Incorporation of Neurogenesis Into Memory Circuits

Impairment of neurogenesis is associated with the severity of cognitive impairment in AD[4]. Although stem cell-based approaches might be a potential treatment, significant obstacles for cell transplantation remain as we strive to understand controlling stem cells. Nonetheless, stimulation of the entorhinal cortex induced neurogenesis of the dentate gyrus and subsequent recruitment of these ‘new neurons’ within hippocampal circuits, which showed promise for cognitive augmentation[15]. Formation of specific spatial navigation was only improved at 6 weeks rather than at 1 week after stimulation in this study, and this delay-dependence explains why adult-generated dentate granule cells are necessary to mature and integrate into the cognitive circuit supporting water maze memory. Few studies using direct electrical stimulation of the hippocampus in rodents and humans have shown negative results for subsequent memory acquisition[18,41]. These findings imply that manipulation or modulation of neural activities within cognitive circuits may be more effective than direct stimulation of memory storage sites, such as the hippocampus, to improve memory.

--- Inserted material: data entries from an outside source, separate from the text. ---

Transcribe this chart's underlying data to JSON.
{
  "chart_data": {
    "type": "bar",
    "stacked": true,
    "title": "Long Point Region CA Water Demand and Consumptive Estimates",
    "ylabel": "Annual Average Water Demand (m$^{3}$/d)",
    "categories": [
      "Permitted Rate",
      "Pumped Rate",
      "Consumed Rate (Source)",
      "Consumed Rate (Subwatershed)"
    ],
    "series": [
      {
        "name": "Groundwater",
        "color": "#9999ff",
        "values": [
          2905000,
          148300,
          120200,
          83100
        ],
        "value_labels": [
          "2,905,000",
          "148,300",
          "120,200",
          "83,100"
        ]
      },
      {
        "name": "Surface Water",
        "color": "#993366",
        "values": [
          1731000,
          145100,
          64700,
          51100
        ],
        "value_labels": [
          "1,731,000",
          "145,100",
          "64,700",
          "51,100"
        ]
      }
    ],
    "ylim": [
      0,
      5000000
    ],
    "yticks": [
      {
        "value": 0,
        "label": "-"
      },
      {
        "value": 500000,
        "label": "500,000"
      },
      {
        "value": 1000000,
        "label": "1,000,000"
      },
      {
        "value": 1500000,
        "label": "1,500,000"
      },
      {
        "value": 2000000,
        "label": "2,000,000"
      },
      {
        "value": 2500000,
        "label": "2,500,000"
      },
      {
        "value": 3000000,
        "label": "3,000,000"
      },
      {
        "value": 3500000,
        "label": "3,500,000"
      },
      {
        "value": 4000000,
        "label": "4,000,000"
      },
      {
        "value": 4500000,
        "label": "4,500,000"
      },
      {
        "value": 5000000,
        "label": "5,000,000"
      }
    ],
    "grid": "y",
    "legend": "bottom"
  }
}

Anterior thalamus (AT) DBS has been shown to activate the cerebral cortex in epileptic patients[42,43]. Given that the AT directly connects with the hippocampus, AT DBS in rodents also revealed increased hippocampal neurogenesis and resulted in better cognitive performance[44,45]. Recruitment of newly formed neurons implicated in the cognitive process indicates the importance of stimulation duration, and it may take time to ensure long-term plasticity and identify the significant difference in humans[46]. Based on the causal relationship between improvement of learning and memory and expedited neurogenesis in the hippocampus after DBS, some studies have tried implantation of stem cells or neurotrophic factor to reach similar enhancement of cognition[5].

Future Applications

Given the dynamic nature of the mnemonic learning process, from information encoding to memory retrieval, how we harness DBS and cell repair in a versatile fashion is a prerequisite to achieving enhancement of cortical plasticity and leading to improvement of implicated cognitive circuitry[47]. Traditionally, targeted neural excitation or inhibition via electrical current, mostly from DBS or cortical stimulation devices, rely on continuous stimulation, and it is hard to modulate these settings according to simultaneous neural activity detection[48,49]. Technological advances in neural interfaces are providing more ‘dynamic’ devices, which combine precise spatial and temporal resolution of neural signals and high fidelity and longevity of stimulation characterisics[50]. For example, cortical reorganization within the motor cortex resulting from recorded action potentials in one location to deliver electrical stimuli to distant sites has been proven through autonomously artificial connection cortical implant[40]. This approach could ensure the causal relationship between dynamic cognitive demand and stimulation to boost cognitive demand function.

Conclusions

The heterogeneity of neurological diseases with cognitive impairment indicates that their origins may lie in the dysfunction of multiple brain regions. The development of novel treatments to improve cognition is anticipated upon the identification of neural substrates within the cognitive circuit. Neuromodulation and the ensuing neurogenesis have emerged as a potential treatment of specific contexts of memory function. Our understanding of how neuromodulation works could help decipher the memory process and ameliorate dysfunctional neural circuits for patients’ impaired cognition.